If GrapheneOS cannot include it maybe can explain how auto compile a version of the software that includes it.

andrej567

cdflasdkesalkjfkdfkjsdajfd they would have to do it so, that the bypass recipe could not be linked to them in any way. They claim their software building process is clean, audited, so they cannot officially provide a hack. All is politics. For banks, unpatched old stock android is more trusted than graphene.. ehh. that's the way it is. Enshittification everywhere.

de0u

cdflasdkesalkjfkdfkjsdajfd I'm not familiar on how play integrity checks works but I think it they are a workaround to bypass it GrapheneOS will to include it then let users to decide if use or not, specially now than apps, like revolut, are moving to block GrapheneOS and other custom ROMs.
If GrapheneOS cannot include it maybe can explain how auto compile a version of the software that includes it.

I don't expect the GrapheneOS developers will include any such tool--if only because it would need privileges, and thus would need to be carefully audited, and that's aside from whether the developers would want to take the project in that direction, which I suspect they don't. I also wouldn't expect the GrapheneOS developers to publish/maintain a guide on how to do something that they don't believe is in the interests of the project.

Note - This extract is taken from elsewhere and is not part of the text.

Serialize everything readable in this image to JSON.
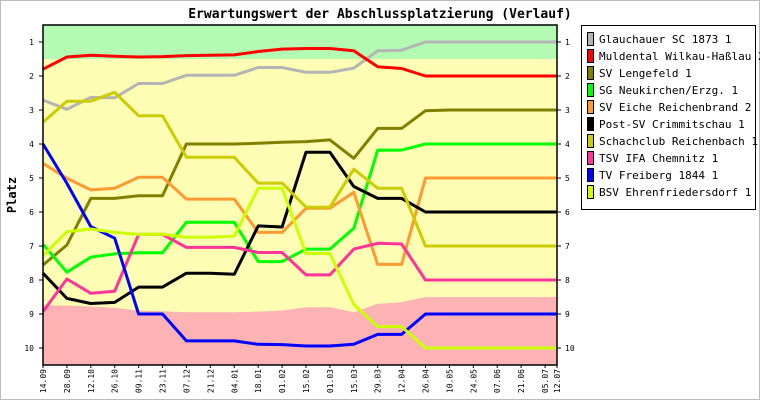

For whatever it might be worth, a GrapheneOS fork won't attest as being a legitimate GrapheneOS build. The exact details of how the UK Starling Bank is accepting GrapheneOS are unclear, but it is at least possible that the Starling app will work on genuine GrapheneOS builds but not on private builds.

Overall, spoofing integrity checks is probably doomed. It arguably makes sense to use the current time window to educate app developers in the direction of reasonable policies before unreasonable policies become further entrenched.